A tomada de Parácuaro marcou um antes e um depois no conflito de Michoacán, onde a violência vem aumentando desde que o ex-presidente mexicano (e michoacano) Felipe Calderón iniciou nesse Estado a sua guerra contra o narcotráfico, em dezembro de 2006. Os combates já se situam a apenas 60 quilômetros de Uruapan, a segunda maior cidade do estado, e a 160 de Morelia, a capital.
O prefeito de Uruapan, Aldo Macías Alejandres, reconheceu ontem que, diante da “proximidade” dos grupos de autodefesa, ordenaria “lacrar” os acessos ao município. O Governo de Jalisco, Estado vizinho a Michoacán, anunciou também que reforçará a segurança das cidades próximas ao limite interestadual, para evitar que o conflito se estenda ao seu território.

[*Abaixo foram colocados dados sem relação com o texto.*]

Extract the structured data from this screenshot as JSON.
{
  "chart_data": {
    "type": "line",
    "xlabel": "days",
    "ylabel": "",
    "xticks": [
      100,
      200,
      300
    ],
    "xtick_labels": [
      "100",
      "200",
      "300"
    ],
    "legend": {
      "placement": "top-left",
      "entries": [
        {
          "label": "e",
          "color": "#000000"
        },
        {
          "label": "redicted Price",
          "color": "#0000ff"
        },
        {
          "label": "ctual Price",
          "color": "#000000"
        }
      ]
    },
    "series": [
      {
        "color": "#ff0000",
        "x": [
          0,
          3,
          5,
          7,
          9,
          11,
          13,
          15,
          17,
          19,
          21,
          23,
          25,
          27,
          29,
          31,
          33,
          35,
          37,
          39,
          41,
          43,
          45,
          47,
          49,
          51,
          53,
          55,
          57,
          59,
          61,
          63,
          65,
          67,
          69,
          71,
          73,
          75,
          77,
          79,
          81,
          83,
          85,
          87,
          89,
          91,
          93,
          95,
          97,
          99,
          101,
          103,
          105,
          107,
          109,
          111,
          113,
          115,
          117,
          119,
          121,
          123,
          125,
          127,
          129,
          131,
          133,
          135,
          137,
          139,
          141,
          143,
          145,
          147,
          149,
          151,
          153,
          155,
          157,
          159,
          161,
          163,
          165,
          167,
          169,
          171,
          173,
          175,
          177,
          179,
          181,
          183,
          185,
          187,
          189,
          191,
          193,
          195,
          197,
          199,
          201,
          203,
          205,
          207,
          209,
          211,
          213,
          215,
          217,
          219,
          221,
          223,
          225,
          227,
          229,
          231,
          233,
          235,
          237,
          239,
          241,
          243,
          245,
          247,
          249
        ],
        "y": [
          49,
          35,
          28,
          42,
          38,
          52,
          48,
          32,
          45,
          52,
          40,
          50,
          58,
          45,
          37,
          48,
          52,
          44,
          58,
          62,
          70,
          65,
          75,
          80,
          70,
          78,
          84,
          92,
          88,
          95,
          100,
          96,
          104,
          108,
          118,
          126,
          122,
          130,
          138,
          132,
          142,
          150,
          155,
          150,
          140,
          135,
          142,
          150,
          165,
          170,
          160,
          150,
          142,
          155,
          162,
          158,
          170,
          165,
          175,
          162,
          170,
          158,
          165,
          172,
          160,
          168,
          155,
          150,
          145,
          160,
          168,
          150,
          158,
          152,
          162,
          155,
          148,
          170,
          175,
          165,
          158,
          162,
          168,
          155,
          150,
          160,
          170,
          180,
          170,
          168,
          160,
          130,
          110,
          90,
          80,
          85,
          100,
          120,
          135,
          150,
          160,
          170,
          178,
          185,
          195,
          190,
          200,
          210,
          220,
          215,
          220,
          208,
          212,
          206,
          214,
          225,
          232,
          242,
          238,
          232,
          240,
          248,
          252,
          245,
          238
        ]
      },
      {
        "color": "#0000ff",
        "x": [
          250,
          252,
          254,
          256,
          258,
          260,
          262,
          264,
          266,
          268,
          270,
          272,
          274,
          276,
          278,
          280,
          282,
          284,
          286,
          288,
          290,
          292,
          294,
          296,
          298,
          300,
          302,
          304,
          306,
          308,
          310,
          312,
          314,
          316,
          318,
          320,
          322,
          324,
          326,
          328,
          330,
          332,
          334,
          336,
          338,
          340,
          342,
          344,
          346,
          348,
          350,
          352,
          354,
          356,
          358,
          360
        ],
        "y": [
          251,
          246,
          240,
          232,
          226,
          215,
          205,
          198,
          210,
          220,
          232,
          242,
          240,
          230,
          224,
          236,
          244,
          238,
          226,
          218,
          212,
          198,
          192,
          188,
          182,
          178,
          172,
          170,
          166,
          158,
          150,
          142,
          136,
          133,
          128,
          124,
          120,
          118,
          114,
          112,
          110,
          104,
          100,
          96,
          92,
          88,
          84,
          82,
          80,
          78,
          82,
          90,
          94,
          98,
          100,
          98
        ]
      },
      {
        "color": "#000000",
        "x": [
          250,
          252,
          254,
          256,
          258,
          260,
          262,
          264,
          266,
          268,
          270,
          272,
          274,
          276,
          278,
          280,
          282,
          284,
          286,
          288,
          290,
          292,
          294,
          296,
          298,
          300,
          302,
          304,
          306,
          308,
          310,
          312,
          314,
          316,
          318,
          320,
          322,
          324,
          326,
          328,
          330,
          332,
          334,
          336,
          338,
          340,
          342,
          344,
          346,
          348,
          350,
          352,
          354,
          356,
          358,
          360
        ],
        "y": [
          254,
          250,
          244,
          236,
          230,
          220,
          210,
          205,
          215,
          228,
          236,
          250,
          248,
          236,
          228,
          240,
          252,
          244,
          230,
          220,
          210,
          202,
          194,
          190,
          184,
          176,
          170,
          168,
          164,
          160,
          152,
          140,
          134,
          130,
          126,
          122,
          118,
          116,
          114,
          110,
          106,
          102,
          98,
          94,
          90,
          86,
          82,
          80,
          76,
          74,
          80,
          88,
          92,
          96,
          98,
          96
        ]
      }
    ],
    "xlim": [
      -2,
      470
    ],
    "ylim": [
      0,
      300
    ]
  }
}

No mesmo sábado em que as autodefesas chegaram a Parácuaro, uma comunidade de 20.00 habitantes, seu líder mais conhecido, José Manuel Mireles, sofreu um acidente em que o pequeno avião no qual viajava precisou fazer um pouso forçado. As forças federais (militares e policiais) o custodiaram enquanto esteve no hospital. O fato de o Governo proteger um representante de um grupo de civis armados que suplanta as funções do Estado provocou uma profunda polêmica. No domingo, ele recebeu alta e foi levado pela polícia para um local desconhecido, segundo a imprensa local.
O avanço das autodefesas fecha o cerco sobre Apatzingán, que vive em um virtual estado de sítio desde 4 de janeiro, quando a milícia comunitária assumiu o controle de Parácuaro, a apenas 20 quilômetros da cidade.
Apatzingán é uma das localidades mais golpeadas pela violência em Michoacán. A violência na região começou há pelo menos sete anos, mas nesta semana atingiu níveis inéditos. Grupos de encapuzados, supostamente vinculados ao narcotráfico, tentaram incendiar a prefeitura e a biblioteca municipal. Atearam fogo também a lojas de alimentos, e costumam incendiar carros nos principais acessos à cidade.
A atividade comercial está paralisada. Cerca de 95% dos estabelecimentos comerciais fecharam as portas, e as aulas permaneciam suspensas até na sexta-feira. Os incêndios danificaram as instalações de fibra óptica, e a cidade há quatro anos enfrenta problemas nas comunicações por internet e telefone. As ruas, conta um habitante, estão vazias. A região sofre desabastecimento, pois os caminhões que entregam mantimentos e gasolina não conseguem chegar. Não há ônibus comerciais que viajem à zona, os empresários calculam prejuízos e pelo menos 13 milhões de pesos (2,35 milhões de reais).
As dificuldades de trafegar pelas estradas prejudicam também os agricultores. A região é uma das principais produtoras de limão siciliano do país, e esta é a época da colheita. Os produtores calculam prejuízos milionários.
A presidenta da entidade Organizações Michoacanas Pró-Direitos Humanos, Cristina Cortés Carrillo, advertiu também que as autodefesas estão se transformando em uma “pré-insurgência”, e acrescentou que enviou um documento formal ao Alto Comissariado das Nações Unidas no México para informar sobre a gravidade da situação.
O secretário de Governo (ministro do Interior) do México, Miguel Ángel Osorio Chong, viajou ontem a Morelia para se reunir com o gabinete de segurança e analisar a situação. Um funcionário do Governo local reconhece que há pelo menos outros oito municípios na mira das autodefesas.
No ano passado, houve em 990 homicídios em Michoacán, a cifra mais alta desde 1998. A violência já deixou mais de 80.000 mortos e 30.000 desaparecidos em todo o país.